Monday, July 5, 2010

Wherever you go, there you are...

...that's what my disenchanted enchantress says.
And it would appear to be true.
Here we are, having moved a million miles away from any human or geographical attachment, running like mad away from ourselves, dreaming half-hearted dreams of rebirth and metamorphosis, and when we arrive breathlessly at our destination...there we are, waiting, staring ourselves down with blank eyes and empty hearts.
Appropriately or not, the raving voices of a fairy-tale mob scream-singing, "Kill the beast!" are now throbbing through my head.
But, ah, here is where the fallacy of the efficacy of killing our enemies becomes most apparent--all meticulously built fences and tenuously drawn borders exposed as meaningless fantasies: the enemy is myself, as it always has been, and love is the only scalpel sharp enough to cut through death, releasing life--through evil, releasing good.
Here the most profound question posed to humanity becomes excruciatingly clear: Can we love our enemies? Perhaps the answer is simply, "Not until we learn to love ourselves."
Is it possible for me to embrace the blank-eyed creepo that follows me everywhere I go, to love him out of his contempt, to woo him out of his cynicism, to imagine him out of his boredom, to reassure him out of his anxiety?
Eh, maybe.

In more concrete terms:
Today is the beginning of my eighth week in Denver, and personal transformation is slightly more elusive than I had hoped. There was no welcoming committee waiting in a polite line outside my apartment when I arrived, shaking my hand one by one and assuring me that Denver was quite glad to have me. There was no leader-less entourage sipping tea at the coffee shop down the block, waiting for me to stroll up in a display of almost unbearable charisma and lead them away into the city on a series of life- and world-altering adventures. Alas, I must admit that I still have not a single soul in Denver I could walk up to, place my hand on his shoulder, and say affectionately, "Friend..."
This is a lonely city for a SAD individual for whom every smile is lined with singularly sharp shanks. (This is precisely like the brain chemistry of the abused and abandoned boys I work with--neurons, synapses, and hormones twisted (or simply unformed) by years of neglect and trauma. Their brains no longer allow them to live adaptive lives. Their homeostasis is terror, and the slightest escalation is perhaps beyond what I have experienced or can imagine. While I might lay blame on them for their violence and borderline sociopathy, I am reminded that their brains lay un- or malformed. They are literally incapable, at the most basic level, of handling social relationships. And I am told that it will take just as long to unravel this knotted snarl of nerve endings as it took to tangle it in the first place. Yes, this is precisely what I fear it is like with me.) I have my new beginning in this new place, but I fear that all I have accomplished in this relocation is to cut myself off from the few support systems I had in the first place. I am uprooted--albeit from a place where I was not flourishing in the least--and now I begin to tenuously weave my roots into this new soil in the hopes that it is kinder than what I have known.
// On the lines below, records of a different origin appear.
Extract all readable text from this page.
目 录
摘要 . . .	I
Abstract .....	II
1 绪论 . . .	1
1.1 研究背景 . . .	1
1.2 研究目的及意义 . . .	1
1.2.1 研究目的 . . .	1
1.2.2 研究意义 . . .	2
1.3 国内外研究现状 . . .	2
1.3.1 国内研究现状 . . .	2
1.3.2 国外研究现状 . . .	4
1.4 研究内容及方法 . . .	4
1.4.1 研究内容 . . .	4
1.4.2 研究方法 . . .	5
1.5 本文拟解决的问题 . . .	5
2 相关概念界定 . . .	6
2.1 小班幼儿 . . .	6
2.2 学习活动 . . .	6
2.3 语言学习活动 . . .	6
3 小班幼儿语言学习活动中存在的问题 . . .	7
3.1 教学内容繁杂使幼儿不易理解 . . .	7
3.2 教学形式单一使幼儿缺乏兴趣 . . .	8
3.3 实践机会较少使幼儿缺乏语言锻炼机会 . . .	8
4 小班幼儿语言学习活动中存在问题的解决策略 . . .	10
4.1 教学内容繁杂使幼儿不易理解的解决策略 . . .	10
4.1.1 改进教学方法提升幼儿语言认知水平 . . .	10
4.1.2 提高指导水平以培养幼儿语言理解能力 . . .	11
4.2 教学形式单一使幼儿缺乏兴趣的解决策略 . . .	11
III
But, after eight weeks, I begin to feel like an exile of old, an indignantly indigenous wild-man dragged to the paved streets of Babylon. Which is fairly ludicrous, since I came here happily of my own accord, with those quite hopeful dreams of rebirth and metamorphosis. Not to mention the fact that there is rather little wild about me--sure, I grew up in a bastard country town, but I spent most of my childhood playing adventure games on my computer and wondering why other kids wandered outside. Still, I feel a fragment of wildness slitting through the hardness of my heart, paining me and causing me to hope. I hope to, like Daniel, dream revolutionary trees and humbly resist the violent ways of urban empire. I hope to cling to a wild, nameless god with a furious keening for all the upside-down madness of justice. And I try to have courage and continue to hope as I remember Daniel’s pit--the pit of all prophets, most of whom find no salvation. It is here that I begin to feel the frailty of my spirit, that I understand my bondage to the violent politics of fear.
I am isolated here, from wilderness, from community. How, in such a place as this, does one know the god who will not be named? I am bound by rationality, by the dis-enchanted philosophy of a global empire whose cravings have not been sated in the least. There is no room in this tight proof for the madness of children and the indigent. No room for wonder or mystery. This is the cage I have mindlessly crafted for my spirit. Who can argue with the towering rationality of skyscrapers--the homes of and altars to our one, true God: Mammon.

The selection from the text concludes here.